Gastbeitrag

Facebook – Entschädigungen an Inhalteprüfer in den USA

_ Facebook zahlt Prüfern kritischer Inhalte in den USA Entschädigungen in Höhe von 52 Mio. US-Dollar. Der US-Internet-riese hat sich mit seinen Inhalteprüfern in den Vereinigten Staaten auf eine Entschädigungszahlung geeinigt, nachdem psychische Schäden im Zusammenhang mit ihrer Tätigkeit geltend gemacht wurden.

Die Beschäftigten prüfen Inhalte des sozialen Netzwerks und werden dadurch mit Gewalt, Hass und Misshandlungen konfrontiert. Hintergrund der Einigung sind die Klage einer ehemaligen Inhalteprüferin aus dem Jahr 2018 sowie eine Sammelklage. Drohen Arbeitgebern, die Arbeitnehmer mit ähnlichen Aufgaben betreuen, nun vergleichbare Zahlungsklagen in Deutschland?

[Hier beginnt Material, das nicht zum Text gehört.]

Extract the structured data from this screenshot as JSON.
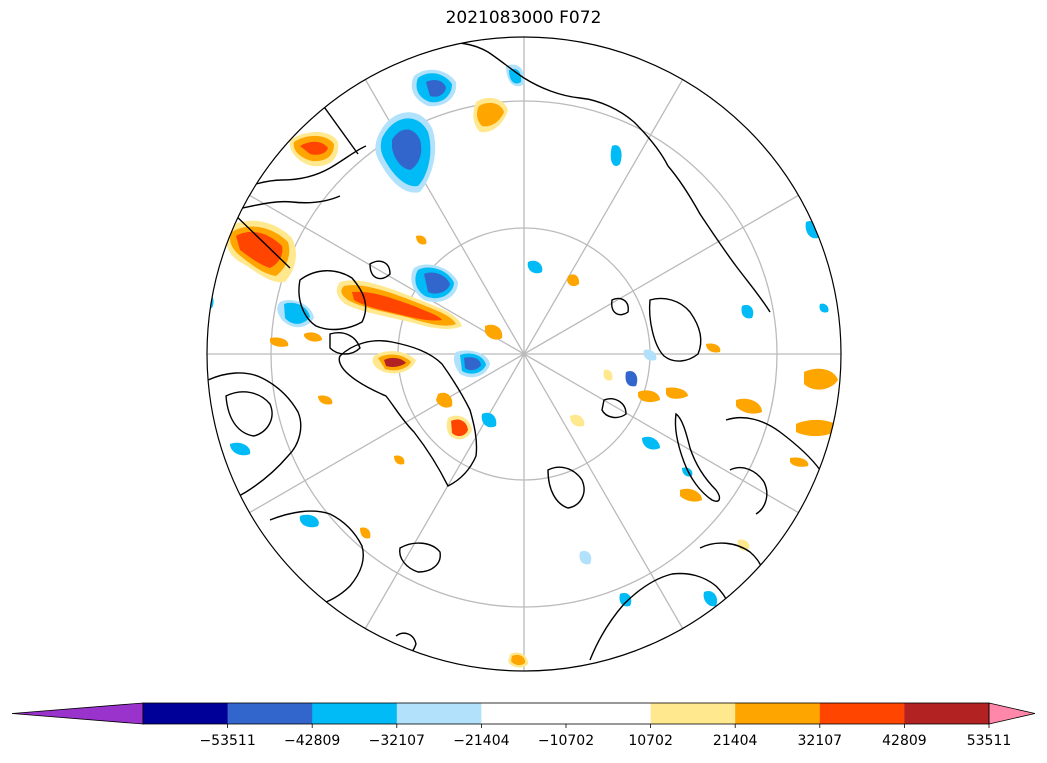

„In der Bundesrepublik ist ein deliktischer Schmerzensgeldanspruch, wie gegenüber Facebook geltend gemacht, gegenüber Arbeitgebern zwar theoretisch denkbar, aber deutlich unwahrscheinlicher als in den USA“, erläutert Ines Keitel, Partnerin und Leiterin Arbeitsrecht Deutschland bei Clifford Chance. Der Unterschied liege im System: Im deutschen Recht trifft den Arbeitgeber eine vertragliche Schutzpflicht, die etwa die Einrichtung des Arbeitsplatzes und die Ausgestaltung der Tätigkeit umfasst, so dass entsprechende Schäden bereits im Vorfeld verhindert werden sollen. Kommt der Arbeitgeber dieser Pflicht nicht nach, stellt sich arbeitsrechtlich zunächst die Frage, ob der Arbeitnehmer die Arbeitsleistung verweigern darf. „Ein Schmerzensgeldanspruch im Nachhinein, zumal aus Delikt, kommt im deutschen Arbeitsrecht nur in seltensten Fällen in Betracht“, so Keitel weiter. Die stärkere präventive Steuerungswirkung werde in Deutschland zusätzlich durch das öffentliche Ordnungsrecht untermauert: Das deutsche Netzwerkdurchsetzungsgesetz sieht Verhaltenspflichten für Arbeitgeber wie Facebook und Bußgelder bei Verstößen vor. Es verpflichtet die Betreiber sozialer Netzwerke u. a., ihre Mitarbeiter durch Schulungs- und Betreuungsangebote vor Schäden aus der Tätigkeit beim Prüfen und Entfernen von Gewalt- und Hassinhalten zu schützen.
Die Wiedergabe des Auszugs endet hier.